I am not certain what you intend by ‘normalise’. You need to scale it by dividing the fft result by the length of the time-domain signal:
z = fftshift(fft(x1000)/length(x1000));
This ‘normalises’ the result, correcting for the total energy in the time-domain signal. (You can use the numel function instead of length for a vector. Read about both to understand where each is appropriate.)
Note that you are using the two-sided Fourier transform, so the signal intensity will be equally divided between the negative frequencies and positive frequencies. In a one-sided Fourier transform, correct for this by multiplying the fft output by 2 to reproduce the amplitude of the original signals.

6 commentaires

So, I just did what you asked, and I think I understand this since, there is a 1/2 in the Fourier Transform of Cosines. But why do we have to divide by N while forward FFT, I thought we need to divided by N for Inverse FFT.
The division by ‘N’ is to normalise the Fourier transform for the energy in the signal. It is then necessary to multiply the inverse Fourier transform by ‘N’ to reconstruct the signal:
N = 1000;
t = linspace(0, 10*pi, N); % Time Vector
Fs = 1/(t(2)-t(1)); % Sampling Frequency
Fn = Fs/2; % Nyquist Frequency
s = sin(2*pi*5*t); % Signal Vector
FTs = fft(s)/N; % Divide By ‘N’ To Normalise Amplitudes
Fv2 = linspace(-N/2, N/2, N)*Fs; % Frequency Vector (2-Sided)
figure(1)
plot(Fv2, abs(fftshift(FTs)))
grid
IFTs = ifft(FTs)*N; % Multiply By ‘N’ To Reconstruct Signal
figure(2)
plot(t, s)
hold on
plot(t, IFTs, '--r')
hold off
grid
Hi, I've got another question- is it correct to say that we "normalise", i.e. divide the fft by the number of non-zero samples in the time domain, and not just the length of the signal in the time domain?
Not quite.
Normalise the fft by dividing it by the length of the original signal in the time domain.
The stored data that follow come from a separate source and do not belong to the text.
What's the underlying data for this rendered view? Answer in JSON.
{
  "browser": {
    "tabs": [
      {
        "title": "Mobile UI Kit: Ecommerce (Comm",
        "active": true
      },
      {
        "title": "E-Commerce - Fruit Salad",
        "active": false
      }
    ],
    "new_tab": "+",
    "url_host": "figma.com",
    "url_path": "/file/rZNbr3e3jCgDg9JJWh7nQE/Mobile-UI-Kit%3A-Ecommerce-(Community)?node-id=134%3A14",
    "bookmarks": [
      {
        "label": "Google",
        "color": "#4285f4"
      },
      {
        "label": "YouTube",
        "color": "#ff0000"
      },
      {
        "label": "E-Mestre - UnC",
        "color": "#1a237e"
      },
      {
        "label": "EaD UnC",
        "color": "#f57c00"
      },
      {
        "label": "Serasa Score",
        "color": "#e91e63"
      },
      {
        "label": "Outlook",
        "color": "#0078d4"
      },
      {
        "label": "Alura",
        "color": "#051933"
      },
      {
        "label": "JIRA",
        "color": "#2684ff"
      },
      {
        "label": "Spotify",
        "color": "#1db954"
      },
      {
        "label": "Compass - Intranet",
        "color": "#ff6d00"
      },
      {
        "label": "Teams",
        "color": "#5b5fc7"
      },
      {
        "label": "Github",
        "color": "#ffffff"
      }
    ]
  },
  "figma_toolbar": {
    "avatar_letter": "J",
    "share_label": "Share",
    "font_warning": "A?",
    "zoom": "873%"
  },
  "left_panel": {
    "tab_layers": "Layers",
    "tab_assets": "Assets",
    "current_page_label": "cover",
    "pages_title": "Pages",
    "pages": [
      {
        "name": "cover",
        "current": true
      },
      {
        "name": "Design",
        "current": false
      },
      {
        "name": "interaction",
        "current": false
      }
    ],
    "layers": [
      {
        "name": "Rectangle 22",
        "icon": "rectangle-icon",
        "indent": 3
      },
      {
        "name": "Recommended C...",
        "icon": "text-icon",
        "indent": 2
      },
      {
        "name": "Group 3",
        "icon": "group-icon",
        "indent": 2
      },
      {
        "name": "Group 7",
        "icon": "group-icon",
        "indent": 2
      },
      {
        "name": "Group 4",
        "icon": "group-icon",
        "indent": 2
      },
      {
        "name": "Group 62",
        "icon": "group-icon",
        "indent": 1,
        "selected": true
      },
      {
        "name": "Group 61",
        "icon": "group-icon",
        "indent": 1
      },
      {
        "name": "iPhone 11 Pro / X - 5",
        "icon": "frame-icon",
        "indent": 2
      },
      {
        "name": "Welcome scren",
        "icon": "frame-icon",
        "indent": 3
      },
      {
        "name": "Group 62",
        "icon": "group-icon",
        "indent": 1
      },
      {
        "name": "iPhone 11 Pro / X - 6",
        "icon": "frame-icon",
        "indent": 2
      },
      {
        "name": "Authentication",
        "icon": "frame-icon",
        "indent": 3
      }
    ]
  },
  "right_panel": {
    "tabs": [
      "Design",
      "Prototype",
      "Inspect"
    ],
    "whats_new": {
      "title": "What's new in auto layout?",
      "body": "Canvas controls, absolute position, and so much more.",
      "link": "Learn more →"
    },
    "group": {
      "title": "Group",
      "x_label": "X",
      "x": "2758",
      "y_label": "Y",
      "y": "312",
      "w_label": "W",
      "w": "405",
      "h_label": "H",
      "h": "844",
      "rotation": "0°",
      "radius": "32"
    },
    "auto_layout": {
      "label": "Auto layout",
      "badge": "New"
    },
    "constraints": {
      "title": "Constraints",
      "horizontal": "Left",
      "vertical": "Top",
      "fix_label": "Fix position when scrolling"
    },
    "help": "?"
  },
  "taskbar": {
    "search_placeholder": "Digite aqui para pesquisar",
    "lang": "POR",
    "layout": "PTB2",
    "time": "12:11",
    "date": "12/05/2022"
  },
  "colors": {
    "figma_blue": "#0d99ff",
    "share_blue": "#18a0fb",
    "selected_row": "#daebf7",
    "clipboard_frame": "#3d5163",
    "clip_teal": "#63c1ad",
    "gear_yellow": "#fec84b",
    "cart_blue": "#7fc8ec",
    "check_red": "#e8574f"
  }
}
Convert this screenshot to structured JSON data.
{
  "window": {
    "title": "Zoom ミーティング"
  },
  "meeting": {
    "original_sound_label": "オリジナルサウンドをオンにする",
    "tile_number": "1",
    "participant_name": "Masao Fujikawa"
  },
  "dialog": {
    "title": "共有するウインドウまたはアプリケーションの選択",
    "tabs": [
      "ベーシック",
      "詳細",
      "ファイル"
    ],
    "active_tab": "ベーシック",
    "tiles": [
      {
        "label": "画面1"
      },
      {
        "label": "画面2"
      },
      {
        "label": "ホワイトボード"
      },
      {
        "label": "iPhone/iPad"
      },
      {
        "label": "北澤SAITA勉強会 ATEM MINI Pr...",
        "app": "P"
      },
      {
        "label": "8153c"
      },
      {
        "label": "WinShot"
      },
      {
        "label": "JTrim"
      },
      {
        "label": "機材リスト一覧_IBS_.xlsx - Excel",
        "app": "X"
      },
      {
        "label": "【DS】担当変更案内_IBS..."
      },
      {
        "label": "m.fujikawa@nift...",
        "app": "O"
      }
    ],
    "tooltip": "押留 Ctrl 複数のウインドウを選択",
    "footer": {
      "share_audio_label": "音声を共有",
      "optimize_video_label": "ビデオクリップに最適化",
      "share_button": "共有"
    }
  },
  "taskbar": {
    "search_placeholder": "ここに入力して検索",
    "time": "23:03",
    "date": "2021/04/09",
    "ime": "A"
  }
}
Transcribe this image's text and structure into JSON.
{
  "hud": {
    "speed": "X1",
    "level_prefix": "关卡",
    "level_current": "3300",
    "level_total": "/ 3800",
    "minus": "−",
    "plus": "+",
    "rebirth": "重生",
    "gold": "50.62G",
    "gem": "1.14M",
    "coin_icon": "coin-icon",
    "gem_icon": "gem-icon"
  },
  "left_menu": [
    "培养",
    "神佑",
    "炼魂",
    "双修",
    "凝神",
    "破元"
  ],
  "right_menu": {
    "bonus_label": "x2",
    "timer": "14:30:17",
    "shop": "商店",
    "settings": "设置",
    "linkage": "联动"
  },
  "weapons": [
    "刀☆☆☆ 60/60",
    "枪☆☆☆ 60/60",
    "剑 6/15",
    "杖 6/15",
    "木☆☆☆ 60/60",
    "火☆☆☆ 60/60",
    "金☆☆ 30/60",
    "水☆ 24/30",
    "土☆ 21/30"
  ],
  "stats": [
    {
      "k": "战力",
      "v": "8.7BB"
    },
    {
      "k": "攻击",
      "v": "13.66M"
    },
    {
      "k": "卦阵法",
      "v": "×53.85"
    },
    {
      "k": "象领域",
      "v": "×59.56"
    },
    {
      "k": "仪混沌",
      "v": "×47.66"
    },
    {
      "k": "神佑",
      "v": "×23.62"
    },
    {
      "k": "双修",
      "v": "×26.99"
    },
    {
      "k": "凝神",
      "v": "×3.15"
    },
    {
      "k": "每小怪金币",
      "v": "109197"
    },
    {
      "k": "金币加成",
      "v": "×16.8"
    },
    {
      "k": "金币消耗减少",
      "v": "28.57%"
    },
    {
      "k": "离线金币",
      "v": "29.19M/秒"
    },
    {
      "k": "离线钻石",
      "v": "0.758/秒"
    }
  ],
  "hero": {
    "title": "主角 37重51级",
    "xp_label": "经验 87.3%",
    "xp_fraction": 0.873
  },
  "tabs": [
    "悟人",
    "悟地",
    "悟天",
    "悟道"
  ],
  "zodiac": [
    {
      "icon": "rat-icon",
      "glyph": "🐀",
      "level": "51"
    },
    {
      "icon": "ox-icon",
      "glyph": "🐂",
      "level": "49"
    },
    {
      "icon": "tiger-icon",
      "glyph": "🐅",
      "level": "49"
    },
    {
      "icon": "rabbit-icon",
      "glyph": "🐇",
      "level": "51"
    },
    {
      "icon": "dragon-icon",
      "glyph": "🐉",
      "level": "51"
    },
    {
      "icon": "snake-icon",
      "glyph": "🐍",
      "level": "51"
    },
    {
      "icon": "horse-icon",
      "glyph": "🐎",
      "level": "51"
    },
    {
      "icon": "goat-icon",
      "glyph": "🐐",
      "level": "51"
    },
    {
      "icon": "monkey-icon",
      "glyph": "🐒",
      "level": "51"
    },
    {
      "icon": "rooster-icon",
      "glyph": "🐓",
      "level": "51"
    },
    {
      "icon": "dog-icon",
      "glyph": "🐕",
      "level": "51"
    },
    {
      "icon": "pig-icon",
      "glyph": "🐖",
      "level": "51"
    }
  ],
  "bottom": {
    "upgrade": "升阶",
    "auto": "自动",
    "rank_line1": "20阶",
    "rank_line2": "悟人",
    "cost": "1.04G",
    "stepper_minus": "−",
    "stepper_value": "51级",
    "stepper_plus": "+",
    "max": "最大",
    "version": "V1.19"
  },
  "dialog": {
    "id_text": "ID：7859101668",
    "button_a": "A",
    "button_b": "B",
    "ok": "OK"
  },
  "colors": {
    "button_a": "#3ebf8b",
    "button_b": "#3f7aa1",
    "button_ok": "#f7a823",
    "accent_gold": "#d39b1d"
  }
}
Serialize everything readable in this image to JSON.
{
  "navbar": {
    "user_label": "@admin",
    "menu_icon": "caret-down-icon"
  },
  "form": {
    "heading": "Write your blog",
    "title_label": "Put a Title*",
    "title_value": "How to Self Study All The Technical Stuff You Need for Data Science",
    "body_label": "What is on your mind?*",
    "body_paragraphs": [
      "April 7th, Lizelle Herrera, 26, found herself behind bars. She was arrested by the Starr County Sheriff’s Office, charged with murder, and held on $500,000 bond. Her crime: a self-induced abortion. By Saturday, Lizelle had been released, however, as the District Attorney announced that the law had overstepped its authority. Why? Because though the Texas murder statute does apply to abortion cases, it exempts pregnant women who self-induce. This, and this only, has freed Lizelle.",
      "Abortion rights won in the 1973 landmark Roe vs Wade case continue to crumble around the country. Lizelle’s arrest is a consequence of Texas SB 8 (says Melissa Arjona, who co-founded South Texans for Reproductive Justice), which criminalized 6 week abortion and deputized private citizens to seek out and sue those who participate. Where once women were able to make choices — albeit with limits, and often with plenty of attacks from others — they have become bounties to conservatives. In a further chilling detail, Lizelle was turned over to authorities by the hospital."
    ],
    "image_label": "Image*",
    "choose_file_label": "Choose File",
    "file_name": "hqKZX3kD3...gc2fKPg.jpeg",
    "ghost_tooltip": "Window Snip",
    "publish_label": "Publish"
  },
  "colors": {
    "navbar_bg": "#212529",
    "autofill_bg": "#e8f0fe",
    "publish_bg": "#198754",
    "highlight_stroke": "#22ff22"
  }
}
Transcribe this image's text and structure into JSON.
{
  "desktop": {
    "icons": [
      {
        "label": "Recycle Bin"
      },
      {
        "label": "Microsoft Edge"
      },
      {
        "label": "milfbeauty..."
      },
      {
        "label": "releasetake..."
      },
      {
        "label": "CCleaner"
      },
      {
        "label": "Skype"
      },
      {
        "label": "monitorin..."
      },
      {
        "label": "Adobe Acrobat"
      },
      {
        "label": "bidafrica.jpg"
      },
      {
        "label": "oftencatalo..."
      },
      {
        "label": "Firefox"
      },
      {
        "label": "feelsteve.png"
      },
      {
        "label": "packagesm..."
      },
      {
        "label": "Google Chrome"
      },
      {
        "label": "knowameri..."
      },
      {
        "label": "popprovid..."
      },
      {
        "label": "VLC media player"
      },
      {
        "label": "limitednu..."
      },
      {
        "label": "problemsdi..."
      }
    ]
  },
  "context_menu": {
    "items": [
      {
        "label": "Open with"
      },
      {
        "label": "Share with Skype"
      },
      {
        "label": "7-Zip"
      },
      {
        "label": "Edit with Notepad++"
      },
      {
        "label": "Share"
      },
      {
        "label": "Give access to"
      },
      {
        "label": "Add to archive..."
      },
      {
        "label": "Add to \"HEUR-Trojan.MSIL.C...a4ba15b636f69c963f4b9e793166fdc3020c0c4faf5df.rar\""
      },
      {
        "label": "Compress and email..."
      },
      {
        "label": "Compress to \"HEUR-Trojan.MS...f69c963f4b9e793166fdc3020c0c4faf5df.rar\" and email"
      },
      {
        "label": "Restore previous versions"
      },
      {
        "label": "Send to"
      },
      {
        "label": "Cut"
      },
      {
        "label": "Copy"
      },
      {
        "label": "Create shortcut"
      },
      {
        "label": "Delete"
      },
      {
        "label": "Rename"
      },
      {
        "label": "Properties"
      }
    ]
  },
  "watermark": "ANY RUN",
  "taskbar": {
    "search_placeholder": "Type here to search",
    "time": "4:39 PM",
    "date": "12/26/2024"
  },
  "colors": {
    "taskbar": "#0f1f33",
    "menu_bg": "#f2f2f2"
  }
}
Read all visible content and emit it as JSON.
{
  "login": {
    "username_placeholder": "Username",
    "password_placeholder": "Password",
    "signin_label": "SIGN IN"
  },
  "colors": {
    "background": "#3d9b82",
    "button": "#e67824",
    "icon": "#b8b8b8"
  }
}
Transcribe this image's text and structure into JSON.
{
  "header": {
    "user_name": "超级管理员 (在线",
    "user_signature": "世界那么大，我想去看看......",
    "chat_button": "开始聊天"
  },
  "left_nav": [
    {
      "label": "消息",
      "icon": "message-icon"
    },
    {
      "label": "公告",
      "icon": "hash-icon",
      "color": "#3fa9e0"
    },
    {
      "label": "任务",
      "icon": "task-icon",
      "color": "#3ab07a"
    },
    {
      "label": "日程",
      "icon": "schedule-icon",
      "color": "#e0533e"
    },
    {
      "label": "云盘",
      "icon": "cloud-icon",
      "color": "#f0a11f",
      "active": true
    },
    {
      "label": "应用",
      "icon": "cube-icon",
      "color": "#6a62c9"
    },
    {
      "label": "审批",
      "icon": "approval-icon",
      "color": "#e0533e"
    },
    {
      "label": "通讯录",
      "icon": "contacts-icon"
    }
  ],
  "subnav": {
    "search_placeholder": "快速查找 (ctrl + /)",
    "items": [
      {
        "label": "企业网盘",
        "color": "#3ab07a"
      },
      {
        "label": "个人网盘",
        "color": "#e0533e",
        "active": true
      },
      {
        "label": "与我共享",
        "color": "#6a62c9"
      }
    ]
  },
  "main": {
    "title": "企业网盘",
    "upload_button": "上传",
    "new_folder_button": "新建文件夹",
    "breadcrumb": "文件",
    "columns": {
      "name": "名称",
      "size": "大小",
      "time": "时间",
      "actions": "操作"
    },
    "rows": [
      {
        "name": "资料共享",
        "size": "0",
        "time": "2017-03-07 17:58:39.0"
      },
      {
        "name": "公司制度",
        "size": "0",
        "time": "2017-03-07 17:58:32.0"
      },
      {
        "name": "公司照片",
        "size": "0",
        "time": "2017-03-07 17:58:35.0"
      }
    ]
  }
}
Zero values within the signal are considered to be part of the signal, so ‘non-zero samples’ is inappropriate. The length to use to normalise the signal is the length before adding zero-padding.
Hello, If we perform fft2, should we normalize dividing by length(x)*length(y)?
@Mustafa Rifat — Apparently not. The discussion in the fft2 secton on 2-D Fourier Transform does not normalise by the lengths or the number of elements in the matrix, however a similar discussion on Discrete Fourier Transform of Vector in the fft documentation, does.
I admit that I have never thought about this before, because I infrequently use fft2.
There is nothing wrong with experimenting to see if dividing by numel(A), where ‘A’ is the matrix, gives the desired result.